One of the other sources of behavioral shift is a change in the demand pattern over the course of a day. If peak hour travel times improve, people who would have waited until after rush hour to take a discretionary trip instead decide to take it during rush hour. Again, I would consider this to be a net benefit, with more people traveling when they want rather than waiting for rush hour to end.

The next-most prevalent induced-demand behavior is “land use shift.”

This pattern is most easily explained by example, where an outlet mall sprouts around a new freeway interchange. This should not be a surprise because it is often part of the reason why new capacity is added: to increase the value of the surrounding land. This is exactly the same reason why developers in the late 1800s built streetcars: they built the loss-leading mass transit system to increase the value of their own land. It is also for exactly this reason why transit systems in the 1800s are wildly inefficient by modern standards – they followed the paths that the developers chose, often in direct competition with neighboring developers. To this day, the New York City subway system operates as a legacy of the competing IRT, IND, and BMT systems.

Personally, I interpret both forms of induced demand to be parts of the same story. Just like it is a choice to up-zone the area around a freeway interchange for commercial use, it is a choice to build housing on the periphery of a region because the freeway provides access.
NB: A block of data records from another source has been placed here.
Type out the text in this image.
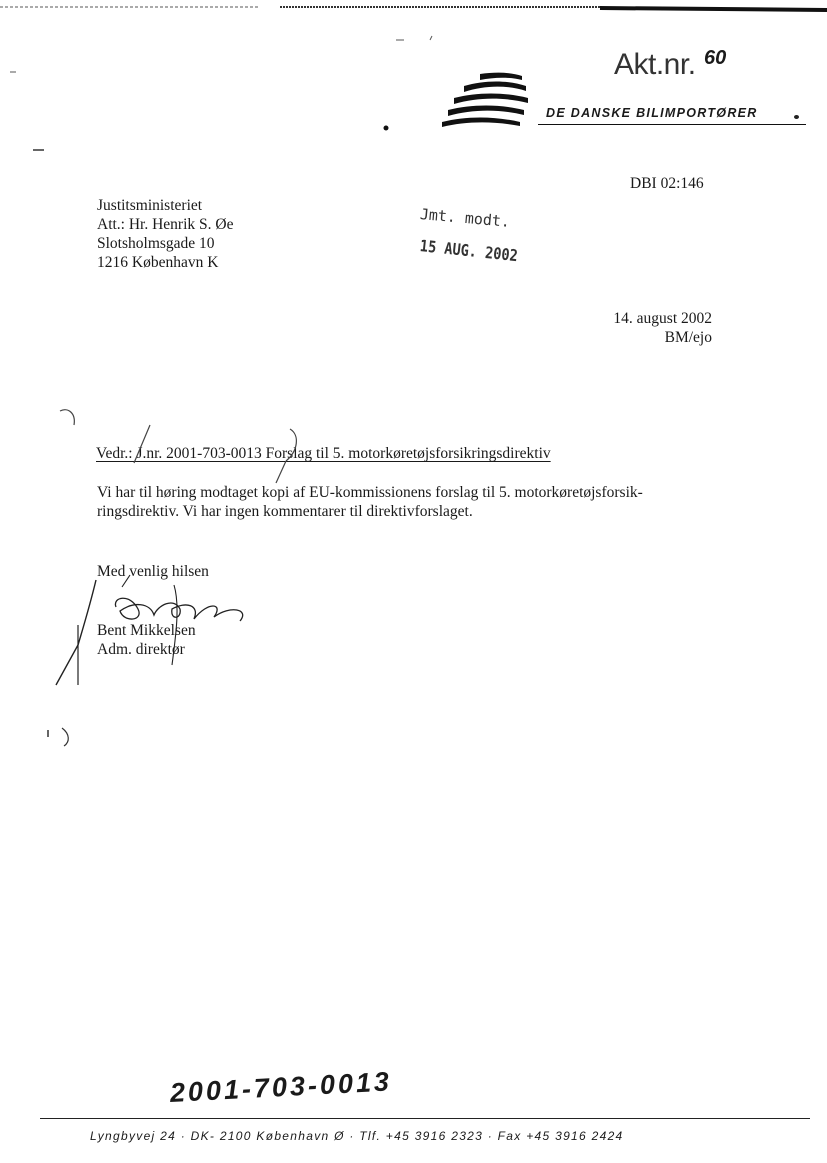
Akt.nr. 60
DE DANSKE BILIMPORTØRER
DBI 02:146
Justitsministeriet
Att.: Hr. Henrik S. Øe
Slotsholmsgade 10
1216 København K
Jmt. modt.
15 AUG. 2002
14. august 2002
BM/ejo
Vedr.: J.nr. 2001-703-0013 Forslag til 5. motorkøretøjsforsikringsdirektiv
Vi har til høring modtaget kopi af EU-kommissionens forslag til 5. motorkøretøjsforsik-
ringsdirektiv. Vi har ingen kommentarer til direktivforslaget.
Med venlig hilsen
Bent Mikkelsen
Adm. direktør
2001-703-0013
Lyngbyvej 24 · DK- 2100 København Ø · Tlf. +45 3916 2323 · Fax +45 3916 2424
If we believe that we can limit freeway expansion, then we should be equally capable of limiting urban sprawl without using congestion as a weapon. Indeed, the green belt development limits first put into organized practice by disciples of Ebenezer Howard’s “garden city” movement predate freeways by almost 50 years.

The bottom line is that while induced demand is real under certain conditions, it is neither infinite, uncontrollable, nor inevitable.